Member of the New York State Assembly from the 8th district
- In office March 1, 2006 – December 31, 2012
- Preceded by: Thomas F. Barraga
- Succeeded by: Michael J. Fitzpatrick
- In office February 15, 1994 – December 31, 2002
- Preceded by: John C. Cochrane
- Succeeded by: Thomas F. Barraga

Personal details
- Born: July 21, 1961 (age 65) Bay Shore, New York
- Party: Republican
- Spouse: Victoria Ryan
- Education: University of North Carolina, Chapel Hill (AB) University at Albany (MPA) Albany Law School (JD)
- Profession: CEO, Attorney
- Website: https://www.nysenate.gov/senators/phil-boyle

= Phil Boyle =

American politician

Philip Michael Boyle (born July 21, 1961) is an American politician and Long Island business leader who served as the Senator for the 4th District of the New York Senate from 2013 to 2022. He is a Republican. The district he represented includes the villages of Babylon, Brightwaters, Lindenhurst, Ocean Beach, Saltaire in Suffolk County on Long Island. After leaving the State Senate in 2022, Boyle was named as president and CEO of Suffolk Regional Off-Track Betting (OTB) and Jake's 58 Casino Hotel.

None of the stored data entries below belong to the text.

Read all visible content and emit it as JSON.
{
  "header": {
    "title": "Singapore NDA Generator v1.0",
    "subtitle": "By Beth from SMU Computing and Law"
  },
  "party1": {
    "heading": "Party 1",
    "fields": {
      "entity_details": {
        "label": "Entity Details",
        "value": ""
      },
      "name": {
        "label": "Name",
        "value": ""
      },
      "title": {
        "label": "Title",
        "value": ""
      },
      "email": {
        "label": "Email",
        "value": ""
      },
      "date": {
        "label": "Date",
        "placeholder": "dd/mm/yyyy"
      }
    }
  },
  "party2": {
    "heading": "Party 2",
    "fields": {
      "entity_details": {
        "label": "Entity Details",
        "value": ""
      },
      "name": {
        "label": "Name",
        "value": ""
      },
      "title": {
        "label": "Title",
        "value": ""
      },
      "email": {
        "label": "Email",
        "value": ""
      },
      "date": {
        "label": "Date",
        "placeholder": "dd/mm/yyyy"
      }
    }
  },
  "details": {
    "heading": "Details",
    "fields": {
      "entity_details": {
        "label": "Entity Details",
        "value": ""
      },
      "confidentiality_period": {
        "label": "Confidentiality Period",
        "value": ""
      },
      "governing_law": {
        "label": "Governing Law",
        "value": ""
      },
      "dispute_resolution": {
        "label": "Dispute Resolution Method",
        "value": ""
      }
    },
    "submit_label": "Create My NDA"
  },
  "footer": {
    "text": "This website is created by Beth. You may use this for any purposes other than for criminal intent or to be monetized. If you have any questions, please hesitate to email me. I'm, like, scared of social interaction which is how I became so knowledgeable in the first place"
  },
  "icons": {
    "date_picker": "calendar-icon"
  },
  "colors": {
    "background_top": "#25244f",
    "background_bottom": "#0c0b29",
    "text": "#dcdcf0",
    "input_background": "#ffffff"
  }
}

==Early life and education==
Boyle grew up in East Islip. He attended the State University of New York at Geneseo and transferred to the University of North Carolina at Chapel Hill where he graduated with a Bachelor's Degree in Political Science. He attended Albany Law School where he got his Juris Doctor degree, and also received a Master's in Public Administration from the Rockefeller College of Public Affairs and Policy from the University at Albany. As an attorney, Boyle was a founding partner in the general practice law firm of Steinberg & Boyle, LLP; an Islip Town Assistant Town Attorney; and "Of Counsel" to the law firm of Egan & Golden, LLP.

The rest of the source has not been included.